Two related bugs when extracting the published date from pages with non-ISO or non-sibling date layouts.

Case 1 — JSON-LD ships non-ISO strings. Some publishers emit schema.org structured data like "datePublished": "Oct 20, 2025" instead of the ISO 8601 format the spec requires. Defuddle returned the raw string, which downstream consumers then passed to new Date() — hitting V8's year-2001 fallback for incomplete date strings (new Date("Oct 20")2001-10-20).

Case 2 — Date lives in an h1 cousin subtree. Other pages have no JSON-LD date at all and structure their markup so the date is a descendant of an h1 sibling's sibling, not the h1 itself. Defuddle's existing h1.nextElementSibling walk couldn't reach it and returned empty.

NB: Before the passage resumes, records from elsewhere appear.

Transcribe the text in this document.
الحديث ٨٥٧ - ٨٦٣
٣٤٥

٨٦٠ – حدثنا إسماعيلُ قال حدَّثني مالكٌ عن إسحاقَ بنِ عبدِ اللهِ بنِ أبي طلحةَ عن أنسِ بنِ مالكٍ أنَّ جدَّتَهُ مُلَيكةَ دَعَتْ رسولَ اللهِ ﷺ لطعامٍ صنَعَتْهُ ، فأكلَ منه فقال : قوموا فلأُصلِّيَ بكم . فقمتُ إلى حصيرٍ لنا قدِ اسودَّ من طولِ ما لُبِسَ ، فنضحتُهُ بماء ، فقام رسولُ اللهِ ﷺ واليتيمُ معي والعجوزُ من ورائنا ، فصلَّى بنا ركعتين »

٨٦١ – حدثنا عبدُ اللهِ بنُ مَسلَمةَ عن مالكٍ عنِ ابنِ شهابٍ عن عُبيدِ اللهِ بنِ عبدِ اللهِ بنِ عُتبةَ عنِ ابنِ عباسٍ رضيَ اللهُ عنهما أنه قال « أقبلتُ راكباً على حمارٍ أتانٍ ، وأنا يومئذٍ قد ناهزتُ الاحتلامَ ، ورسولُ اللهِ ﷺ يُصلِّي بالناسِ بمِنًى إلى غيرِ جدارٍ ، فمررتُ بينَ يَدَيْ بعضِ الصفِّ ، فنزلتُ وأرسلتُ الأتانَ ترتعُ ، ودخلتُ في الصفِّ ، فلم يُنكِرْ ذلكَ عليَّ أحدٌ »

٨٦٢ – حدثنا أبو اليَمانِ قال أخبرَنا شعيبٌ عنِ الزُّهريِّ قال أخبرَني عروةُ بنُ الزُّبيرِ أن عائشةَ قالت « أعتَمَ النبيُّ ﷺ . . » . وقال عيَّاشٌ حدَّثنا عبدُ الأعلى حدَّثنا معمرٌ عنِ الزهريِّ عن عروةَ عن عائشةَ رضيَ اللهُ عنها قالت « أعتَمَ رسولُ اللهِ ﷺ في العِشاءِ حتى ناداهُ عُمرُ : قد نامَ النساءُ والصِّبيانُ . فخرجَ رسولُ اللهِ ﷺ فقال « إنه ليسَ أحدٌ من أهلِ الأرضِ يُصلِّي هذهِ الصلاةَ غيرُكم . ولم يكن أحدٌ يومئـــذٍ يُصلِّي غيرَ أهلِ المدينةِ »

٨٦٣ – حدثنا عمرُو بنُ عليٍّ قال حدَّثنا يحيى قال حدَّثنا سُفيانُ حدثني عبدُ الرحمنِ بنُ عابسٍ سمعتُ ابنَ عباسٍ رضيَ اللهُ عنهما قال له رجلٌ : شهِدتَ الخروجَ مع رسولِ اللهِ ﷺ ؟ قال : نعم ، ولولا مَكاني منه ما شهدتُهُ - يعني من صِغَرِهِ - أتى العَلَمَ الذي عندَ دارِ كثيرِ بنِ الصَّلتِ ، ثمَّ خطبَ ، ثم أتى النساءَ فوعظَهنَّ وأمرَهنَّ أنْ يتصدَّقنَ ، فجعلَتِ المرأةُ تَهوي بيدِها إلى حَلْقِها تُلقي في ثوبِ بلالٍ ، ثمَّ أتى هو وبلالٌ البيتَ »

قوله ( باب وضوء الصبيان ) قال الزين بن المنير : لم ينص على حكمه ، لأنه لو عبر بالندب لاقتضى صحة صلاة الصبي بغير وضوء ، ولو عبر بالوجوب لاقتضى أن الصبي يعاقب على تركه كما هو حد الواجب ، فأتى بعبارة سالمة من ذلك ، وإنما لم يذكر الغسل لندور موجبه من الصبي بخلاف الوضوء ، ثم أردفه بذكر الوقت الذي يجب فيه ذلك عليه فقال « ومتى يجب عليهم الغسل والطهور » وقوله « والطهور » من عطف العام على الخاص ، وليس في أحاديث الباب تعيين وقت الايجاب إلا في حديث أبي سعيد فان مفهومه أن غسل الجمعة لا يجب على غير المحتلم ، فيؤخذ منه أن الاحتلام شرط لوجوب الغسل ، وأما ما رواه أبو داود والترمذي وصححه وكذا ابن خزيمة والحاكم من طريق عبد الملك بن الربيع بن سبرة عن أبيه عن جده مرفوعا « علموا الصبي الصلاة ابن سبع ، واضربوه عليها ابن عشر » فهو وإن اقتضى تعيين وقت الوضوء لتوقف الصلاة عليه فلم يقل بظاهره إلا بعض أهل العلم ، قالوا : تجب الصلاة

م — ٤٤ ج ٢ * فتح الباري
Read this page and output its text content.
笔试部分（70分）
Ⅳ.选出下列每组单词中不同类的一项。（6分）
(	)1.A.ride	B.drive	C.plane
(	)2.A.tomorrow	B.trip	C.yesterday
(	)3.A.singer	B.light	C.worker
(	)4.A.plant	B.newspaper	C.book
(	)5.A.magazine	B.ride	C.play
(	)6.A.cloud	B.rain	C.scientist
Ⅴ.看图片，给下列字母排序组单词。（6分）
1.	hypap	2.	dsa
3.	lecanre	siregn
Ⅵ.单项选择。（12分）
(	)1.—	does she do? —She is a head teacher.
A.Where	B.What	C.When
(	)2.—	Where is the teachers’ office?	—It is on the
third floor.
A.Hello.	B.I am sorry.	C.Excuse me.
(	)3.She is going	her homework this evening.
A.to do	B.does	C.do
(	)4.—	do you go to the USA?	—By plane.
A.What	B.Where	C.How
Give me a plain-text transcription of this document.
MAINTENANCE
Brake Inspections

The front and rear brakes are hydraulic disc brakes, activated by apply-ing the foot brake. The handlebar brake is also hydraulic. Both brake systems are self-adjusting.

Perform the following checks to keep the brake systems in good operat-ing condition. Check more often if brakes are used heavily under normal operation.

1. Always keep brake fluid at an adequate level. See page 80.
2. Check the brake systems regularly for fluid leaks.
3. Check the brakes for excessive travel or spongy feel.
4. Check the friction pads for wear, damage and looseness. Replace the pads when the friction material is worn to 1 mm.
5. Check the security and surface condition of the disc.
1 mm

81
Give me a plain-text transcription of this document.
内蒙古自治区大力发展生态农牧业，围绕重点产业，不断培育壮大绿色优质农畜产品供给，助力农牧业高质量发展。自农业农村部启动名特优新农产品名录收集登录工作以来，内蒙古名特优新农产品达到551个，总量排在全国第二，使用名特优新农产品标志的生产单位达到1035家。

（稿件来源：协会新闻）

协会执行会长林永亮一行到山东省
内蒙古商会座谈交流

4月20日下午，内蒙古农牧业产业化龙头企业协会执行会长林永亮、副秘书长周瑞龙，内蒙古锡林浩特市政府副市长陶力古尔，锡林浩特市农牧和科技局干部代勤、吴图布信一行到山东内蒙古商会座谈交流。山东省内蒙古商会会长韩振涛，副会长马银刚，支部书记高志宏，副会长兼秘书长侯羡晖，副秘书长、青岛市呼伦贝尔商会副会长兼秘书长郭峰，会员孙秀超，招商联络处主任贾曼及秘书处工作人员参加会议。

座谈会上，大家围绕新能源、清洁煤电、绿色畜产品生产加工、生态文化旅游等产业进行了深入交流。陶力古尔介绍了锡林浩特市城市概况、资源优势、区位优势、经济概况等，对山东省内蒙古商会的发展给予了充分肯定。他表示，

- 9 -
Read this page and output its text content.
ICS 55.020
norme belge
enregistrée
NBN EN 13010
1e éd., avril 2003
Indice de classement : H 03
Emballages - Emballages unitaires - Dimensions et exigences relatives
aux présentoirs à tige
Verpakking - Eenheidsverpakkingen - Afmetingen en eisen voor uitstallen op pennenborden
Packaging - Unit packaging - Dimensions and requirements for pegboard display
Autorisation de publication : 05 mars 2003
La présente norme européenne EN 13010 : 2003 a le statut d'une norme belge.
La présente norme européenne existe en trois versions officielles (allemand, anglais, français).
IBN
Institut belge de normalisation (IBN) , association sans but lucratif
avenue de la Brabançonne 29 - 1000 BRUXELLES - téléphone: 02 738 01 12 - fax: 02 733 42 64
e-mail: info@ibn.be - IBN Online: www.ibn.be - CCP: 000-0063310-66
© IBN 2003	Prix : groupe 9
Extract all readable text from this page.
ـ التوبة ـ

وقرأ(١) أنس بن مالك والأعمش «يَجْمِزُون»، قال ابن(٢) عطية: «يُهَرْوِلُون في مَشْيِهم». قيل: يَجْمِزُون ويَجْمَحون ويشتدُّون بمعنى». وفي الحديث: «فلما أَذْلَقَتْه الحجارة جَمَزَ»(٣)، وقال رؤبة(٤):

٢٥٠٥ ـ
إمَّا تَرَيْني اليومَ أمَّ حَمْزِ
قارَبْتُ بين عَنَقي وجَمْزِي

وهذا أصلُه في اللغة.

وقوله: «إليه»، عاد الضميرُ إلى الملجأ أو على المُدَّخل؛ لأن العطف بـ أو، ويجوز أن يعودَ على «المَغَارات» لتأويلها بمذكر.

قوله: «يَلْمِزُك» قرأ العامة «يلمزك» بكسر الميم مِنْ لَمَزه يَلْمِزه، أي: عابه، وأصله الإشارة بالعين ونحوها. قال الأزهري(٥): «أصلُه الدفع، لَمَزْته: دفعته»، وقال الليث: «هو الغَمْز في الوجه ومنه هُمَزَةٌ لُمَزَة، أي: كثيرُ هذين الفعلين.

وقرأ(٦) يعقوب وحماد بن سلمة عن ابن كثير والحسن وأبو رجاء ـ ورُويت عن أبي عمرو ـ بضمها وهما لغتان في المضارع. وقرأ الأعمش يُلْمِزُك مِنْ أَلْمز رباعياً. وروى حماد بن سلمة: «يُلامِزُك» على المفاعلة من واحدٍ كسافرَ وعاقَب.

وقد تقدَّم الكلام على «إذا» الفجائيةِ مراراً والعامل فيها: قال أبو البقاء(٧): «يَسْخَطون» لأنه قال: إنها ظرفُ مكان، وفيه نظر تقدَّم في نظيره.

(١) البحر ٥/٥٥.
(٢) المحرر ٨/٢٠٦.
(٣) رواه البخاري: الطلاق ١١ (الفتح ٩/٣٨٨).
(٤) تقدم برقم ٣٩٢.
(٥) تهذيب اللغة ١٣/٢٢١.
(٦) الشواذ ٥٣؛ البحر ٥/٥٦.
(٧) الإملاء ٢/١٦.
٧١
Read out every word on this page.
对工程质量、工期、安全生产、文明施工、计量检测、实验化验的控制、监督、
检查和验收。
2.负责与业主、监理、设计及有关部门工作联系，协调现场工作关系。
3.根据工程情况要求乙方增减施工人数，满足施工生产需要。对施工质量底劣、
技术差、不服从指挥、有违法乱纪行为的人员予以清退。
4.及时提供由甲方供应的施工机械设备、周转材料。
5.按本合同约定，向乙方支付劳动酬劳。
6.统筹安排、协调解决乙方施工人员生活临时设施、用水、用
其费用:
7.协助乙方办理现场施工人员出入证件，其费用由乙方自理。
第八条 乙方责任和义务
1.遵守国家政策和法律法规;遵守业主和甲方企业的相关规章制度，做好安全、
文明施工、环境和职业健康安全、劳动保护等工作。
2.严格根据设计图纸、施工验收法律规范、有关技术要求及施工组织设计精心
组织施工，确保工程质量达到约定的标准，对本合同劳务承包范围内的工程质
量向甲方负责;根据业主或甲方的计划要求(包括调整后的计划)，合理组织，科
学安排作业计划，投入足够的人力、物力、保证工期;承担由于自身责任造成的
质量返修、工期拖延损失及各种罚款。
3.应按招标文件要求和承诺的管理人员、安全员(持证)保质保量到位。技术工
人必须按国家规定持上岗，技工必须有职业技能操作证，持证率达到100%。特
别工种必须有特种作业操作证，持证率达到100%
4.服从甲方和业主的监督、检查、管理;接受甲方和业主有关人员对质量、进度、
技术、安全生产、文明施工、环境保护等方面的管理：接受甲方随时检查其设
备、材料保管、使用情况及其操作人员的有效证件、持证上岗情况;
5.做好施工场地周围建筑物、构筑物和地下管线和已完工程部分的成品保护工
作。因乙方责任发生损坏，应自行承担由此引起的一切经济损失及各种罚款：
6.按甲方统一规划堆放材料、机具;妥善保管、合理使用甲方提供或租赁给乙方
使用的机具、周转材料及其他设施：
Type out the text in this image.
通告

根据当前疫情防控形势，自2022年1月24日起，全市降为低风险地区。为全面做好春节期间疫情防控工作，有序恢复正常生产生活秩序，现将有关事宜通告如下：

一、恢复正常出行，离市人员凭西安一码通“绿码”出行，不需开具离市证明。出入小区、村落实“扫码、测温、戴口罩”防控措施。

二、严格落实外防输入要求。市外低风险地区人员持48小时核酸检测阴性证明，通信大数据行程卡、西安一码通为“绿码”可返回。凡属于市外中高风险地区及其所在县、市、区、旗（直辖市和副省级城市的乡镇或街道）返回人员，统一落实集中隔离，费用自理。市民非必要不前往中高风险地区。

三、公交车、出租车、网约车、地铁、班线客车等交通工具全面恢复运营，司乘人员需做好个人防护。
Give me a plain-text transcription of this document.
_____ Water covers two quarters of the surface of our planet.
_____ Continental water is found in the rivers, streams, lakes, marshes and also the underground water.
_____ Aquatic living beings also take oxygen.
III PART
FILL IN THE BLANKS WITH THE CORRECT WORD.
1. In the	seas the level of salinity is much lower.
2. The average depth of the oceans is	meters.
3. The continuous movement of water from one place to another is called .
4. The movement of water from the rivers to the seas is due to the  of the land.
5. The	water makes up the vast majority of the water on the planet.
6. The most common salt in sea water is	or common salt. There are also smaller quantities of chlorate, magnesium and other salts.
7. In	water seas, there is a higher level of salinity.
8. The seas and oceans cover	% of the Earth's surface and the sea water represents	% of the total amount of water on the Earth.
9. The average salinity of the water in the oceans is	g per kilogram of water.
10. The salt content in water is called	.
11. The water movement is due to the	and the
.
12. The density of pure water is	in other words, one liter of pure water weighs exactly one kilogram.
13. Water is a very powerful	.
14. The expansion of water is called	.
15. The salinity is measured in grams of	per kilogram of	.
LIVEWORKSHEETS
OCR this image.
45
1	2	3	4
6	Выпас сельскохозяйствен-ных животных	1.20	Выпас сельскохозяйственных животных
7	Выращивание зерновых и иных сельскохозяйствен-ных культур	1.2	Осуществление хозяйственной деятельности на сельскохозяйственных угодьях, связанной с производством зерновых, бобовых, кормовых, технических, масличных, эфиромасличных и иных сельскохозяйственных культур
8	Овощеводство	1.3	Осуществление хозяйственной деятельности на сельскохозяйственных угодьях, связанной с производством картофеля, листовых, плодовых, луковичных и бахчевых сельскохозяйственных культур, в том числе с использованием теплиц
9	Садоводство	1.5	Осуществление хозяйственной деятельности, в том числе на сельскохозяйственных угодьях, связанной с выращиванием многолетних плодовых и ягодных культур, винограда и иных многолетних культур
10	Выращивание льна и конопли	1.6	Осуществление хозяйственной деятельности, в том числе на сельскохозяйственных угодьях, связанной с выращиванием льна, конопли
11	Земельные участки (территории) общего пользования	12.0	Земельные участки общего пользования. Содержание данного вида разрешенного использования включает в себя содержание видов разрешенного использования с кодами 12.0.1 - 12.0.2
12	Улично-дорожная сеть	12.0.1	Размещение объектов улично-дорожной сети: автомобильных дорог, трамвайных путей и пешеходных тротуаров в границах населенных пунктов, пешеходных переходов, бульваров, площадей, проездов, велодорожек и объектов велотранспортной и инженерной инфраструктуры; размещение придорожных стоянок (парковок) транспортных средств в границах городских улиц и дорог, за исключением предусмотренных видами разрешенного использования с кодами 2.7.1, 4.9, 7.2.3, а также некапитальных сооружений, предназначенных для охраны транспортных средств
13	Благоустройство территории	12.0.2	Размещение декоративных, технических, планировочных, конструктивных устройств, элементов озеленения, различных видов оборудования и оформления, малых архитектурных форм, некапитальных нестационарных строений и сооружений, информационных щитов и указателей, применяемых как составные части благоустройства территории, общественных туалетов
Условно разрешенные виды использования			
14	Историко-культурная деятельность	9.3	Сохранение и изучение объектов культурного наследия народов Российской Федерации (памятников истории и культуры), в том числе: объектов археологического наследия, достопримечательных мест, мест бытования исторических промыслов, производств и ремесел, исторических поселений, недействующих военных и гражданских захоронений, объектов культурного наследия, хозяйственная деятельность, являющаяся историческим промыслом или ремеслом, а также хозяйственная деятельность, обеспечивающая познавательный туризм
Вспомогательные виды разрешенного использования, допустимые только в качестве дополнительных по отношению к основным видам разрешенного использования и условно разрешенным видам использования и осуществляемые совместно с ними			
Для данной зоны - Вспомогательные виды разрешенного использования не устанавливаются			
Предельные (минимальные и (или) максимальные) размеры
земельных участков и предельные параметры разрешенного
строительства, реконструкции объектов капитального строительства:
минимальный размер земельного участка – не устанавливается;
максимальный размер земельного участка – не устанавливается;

Both patterns show up on live Anthropic pages — the news section hits case 1, the engineering section hits case 2.

Fix

Three complementary changes in src/metadata.ts:

  1. parseDateText accepts month abbreviations. Jan, Feb, Sept, Oct, etc. in addition to full month names. A shared MONTH_PATTERN keeps the day-first and month-first regexes in sync.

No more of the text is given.